De overgang naar een circulaire economie zal de vraag naar recycling en recyclaten van hogere kwaliteit doen toenemen, wat ons bedrijfsmodel ondersteunt. De duurzaamheidsagenda en het potentiële ‘groene herstel’ met de steun van de EU en nationale regeringen bieden naar verwachting meer aantrekkelijke kansen voor Renewi om afval in een groter aantal hoogwaardige secundaire materialen om te zetten. We blijven ervan overtuigd dat onze drie strategische groei-initiatieven; winstherstel bij ATM, het Renewi 2.0-programma en onze innovatiepijplijn – voor een aanzienlijke extra winst zullen zorgen in de komende drie jaar en daarna.”

Resultaten

(1) Welke niet-IFRS maatstaven zijn gebruikt en waarom wordt uiteengezet in toelichting 17. De ‘voortgezette activiteiten exclusief Canada en Reym’ zoals voorgesteld voor het vorige boekjaar zijn exclusief de financiële resultaten voor de Canada Municipal-activiteiten, die op 30 september 2019 werden verkocht, en de Reym-activiteiten, die op 31 oktober 2019 werden verkocht.
*De nettokernschuld, die wordt gebruikt om de schuldgraad bij banken te berekenen, is exclusief de impact van leaseverplichtingen onder IFRS 16 en de nettoschuld in het kader van de PPP-contracten in het VK.

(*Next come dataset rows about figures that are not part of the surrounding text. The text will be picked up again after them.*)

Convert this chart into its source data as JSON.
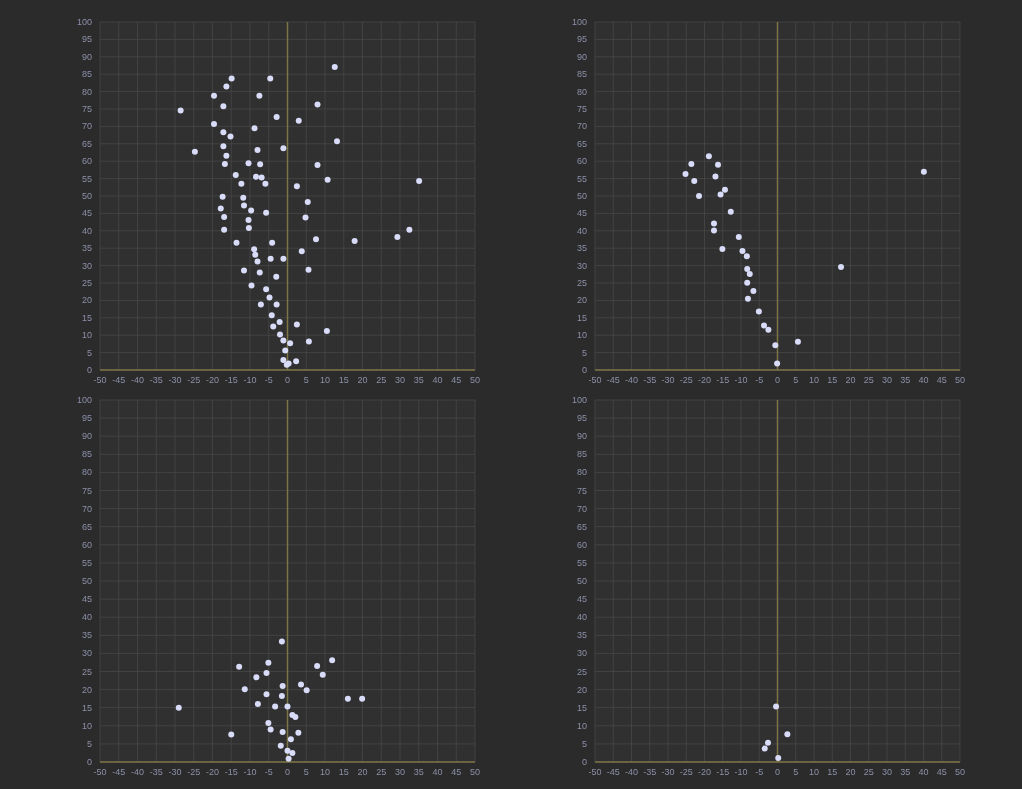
{
  "chart_data": [
    {
      "type": "scatter",
      "color": "#d8dcf8",
      "marker": "circle",
      "grid": true,
      "xlim": [
        -50,
        50
      ],
      "ylim": [
        0,
        100
      ],
      "xticks": [
        -50,
        -45,
        -40,
        -35,
        -30,
        -25,
        -20,
        -15,
        -10,
        -5,
        0,
        5,
        10,
        15,
        20,
        25,
        30,
        35,
        40,
        45,
        50
      ],
      "yticks": [
        0,
        5,
        10,
        15,
        20,
        25,
        30,
        35,
        40,
        45,
        50,
        55,
        60,
        65,
        70,
        75,
        80,
        85,
        90,
        95,
        100
      ],
      "ref_lines": [
        {
          "axis": "x",
          "value": 0,
          "color": "#7d7445"
        }
      ],
      "x": [
        12.6,
        -14.9,
        -4.6,
        -16.3,
        -19.6,
        -7.5,
        -17.1,
        8.0,
        -28.5,
        -2.9,
        3.0,
        -19.6,
        -8.8,
        -17.1,
        -15.2,
        13.2,
        -24.7,
        -17.1,
        -16.3,
        -8.0,
        -1.1,
        -16.7,
        -10.4,
        -7.3,
        8.0,
        -13.8,
        -8.4,
        -6.9,
        10.7,
        35.1,
        -12.3,
        -5.9,
        2.5,
        -17.3,
        -11.8,
        5.4,
        -11.6,
        -17.8,
        -9.7,
        -5.7,
        -16.9,
        4.8,
        -10.4,
        -10.3,
        -16.9,
        32.5,
        29.3,
        7.6,
        17.9,
        -13.6,
        -4.1,
        -8.9,
        3.8,
        -8.6,
        -4.5,
        -1.1,
        -8.0,
        -11.6,
        -7.4,
        5.6,
        -3.0,
        -9.6,
        -5.7,
        -4.8,
        -7.1,
        -2.9,
        -4.2,
        -2.1,
        -3.8,
        2.5,
        10.5,
        -2.0,
        -1.1,
        0.7,
        5.7,
        -0.6,
        -1.1,
        0.3,
        2.3,
        -0.2
      ],
      "values": [
        87.1,
        83.8,
        83.8,
        81.5,
        78.8,
        78.8,
        75.8,
        76.3,
        74.6,
        72.7,
        71.6,
        70.7,
        69.5,
        68.3,
        67.1,
        65.7,
        62.7,
        64.3,
        61.6,
        63.2,
        63.7,
        59.2,
        59.4,
        59.1,
        58.9,
        56.0,
        55.5,
        55.3,
        54.7,
        54.3,
        53.5,
        53.5,
        52.8,
        49.8,
        49.5,
        48.3,
        47.3,
        46.4,
        45.8,
        45.2,
        44.0,
        43.8,
        43.1,
        40.8,
        40.3,
        40.3,
        38.2,
        37.6,
        37.1,
        36.6,
        36.6,
        34.7,
        34.1,
        33.1,
        32.0,
        32.0,
        31.2,
        28.6,
        28.0,
        28.8,
        26.8,
        24.3,
        23.2,
        20.8,
        18.8,
        18.8,
        15.7,
        13.8,
        12.5,
        13.1,
        11.2,
        10.2,
        8.5,
        7.7,
        8.2,
        5.6,
        2.9,
        1.9,
        2.5,
        1.5
      ]
    },
    {
      "type": "scatter",
      "color": "#d8dcf8",
      "marker": "circle",
      "grid": true,
      "xlim": [
        -50,
        50
      ],
      "ylim": [
        0,
        100
      ],
      "xticks": [
        -50,
        -45,
        -40,
        -35,
        -30,
        -25,
        -20,
        -15,
        -10,
        -5,
        0,
        5,
        10,
        15,
        20,
        25,
        30,
        35,
        40,
        45,
        50
      ],
      "yticks": [
        0,
        5,
        10,
        15,
        20,
        25,
        30,
        35,
        40,
        45,
        50,
        55,
        60,
        65,
        70,
        75,
        80,
        85,
        90,
        95,
        100
      ],
      "ref_lines": [
        {
          "axis": "x",
          "value": 0,
          "color": "#7d7445"
        }
      ],
      "x": [
        40.1,
        -18.8,
        -23.6,
        -16.3,
        -25.2,
        -17.0,
        -22.8,
        -14.4,
        -15.6,
        -21.5,
        -12.8,
        -17.4,
        -17.4,
        -10.6,
        -15.1,
        -9.6,
        -8.4,
        17.4,
        -8.3,
        -7.6,
        -8.3,
        -6.6,
        -8.1,
        -5.1,
        -3.7,
        -2.5,
        -0.6,
        5.6,
        -0.1
      ],
      "values": [
        57.0,
        61.4,
        59.2,
        59.0,
        56.3,
        55.6,
        54.3,
        51.8,
        50.4,
        50.0,
        45.5,
        42.1,
        40.1,
        38.2,
        34.8,
        34.2,
        32.7,
        29.6,
        29.0,
        27.6,
        25.1,
        22.7,
        20.5,
        16.8,
        12.8,
        11.6,
        7.1,
        8.1,
        1.9
      ]
    },
    {
      "type": "scatter",
      "color": "#d8dcf8",
      "marker": "circle",
      "grid": true,
      "xlim": [
        -50,
        50
      ],
      "ylim": [
        0,
        100
      ],
      "xticks": [
        -50,
        -45,
        -40,
        -35,
        -30,
        -25,
        -20,
        -15,
        -10,
        -5,
        0,
        5,
        10,
        15,
        20,
        25,
        30,
        35,
        40,
        45,
        50
      ],
      "yticks": [
        0,
        5,
        10,
        15,
        20,
        25,
        30,
        35,
        40,
        45,
        50,
        55,
        60,
        65,
        70,
        75,
        80,
        85,
        90,
        95,
        100
      ],
      "ref_lines": [
        {
          "axis": "x",
          "value": 0,
          "color": "#7d7445"
        }
      ],
      "x": [
        -1.5,
        -12.9,
        -5.1,
        -5.6,
        -8.3,
        7.9,
        11.9,
        9.4,
        -11.4,
        -1.3,
        3.6,
        5.1,
        -5.6,
        -1.5,
        16.1,
        19.9,
        -7.9,
        -29.0,
        -3.3,
        0,
        1.3,
        2.1,
        -5.1,
        -4.5,
        -1.3,
        2.9,
        -15.0,
        0.9,
        -1.8,
        0,
        1.3,
        0.3
      ],
      "values": [
        33.3,
        26.3,
        27.4,
        24.6,
        23.4,
        26.5,
        28.1,
        24.1,
        20.1,
        21.0,
        21.4,
        19.8,
        18.7,
        18.2,
        17.5,
        17.5,
        16.0,
        15.0,
        15.3,
        15.3,
        13.0,
        12.4,
        10.8,
        9.0,
        8.3,
        8.1,
        7.6,
        6.3,
        4.5,
        3.1,
        2.5,
        0.9
      ]
    },
    {
      "type": "scatter",
      "color": "#d8dcf8",
      "marker": "circle",
      "grid": true,
      "xlim": [
        -50,
        50
      ],
      "ylim": [
        0,
        100
      ],
      "xticks": [
        -50,
        -45,
        -40,
        -35,
        -30,
        -25,
        -20,
        -15,
        -10,
        -5,
        0,
        5,
        10,
        15,
        20,
        25,
        30,
        35,
        40,
        45,
        50
      ],
      "yticks": [
        0,
        5,
        10,
        15,
        20,
        25,
        30,
        35,
        40,
        45,
        50,
        55,
        60,
        65,
        70,
        75,
        80,
        85,
        90,
        95,
        100
      ],
      "ref_lines": [
        {
          "axis": "x",
          "value": 0,
          "color": "#7d7445"
        }
      ],
      "x": [
        -0.4,
        2.7,
        -2.6,
        -3.5,
        0.2
      ],
      "values": [
        15.3,
        7.7,
        5.3,
        3.7,
        1.1
      ]
    }
  ]
}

De resultaten over zowel dit boekjaar als het vorige boekjaar worden gerapporteerd met toepassing van IFRS 16.  Waar nodig delen we ook bepaalde maatstaven op IAS 17-basis mee, aangezien die met name voor de berekening van de schuldgraad voor de bankconvenanten van de Groep relevant zijn.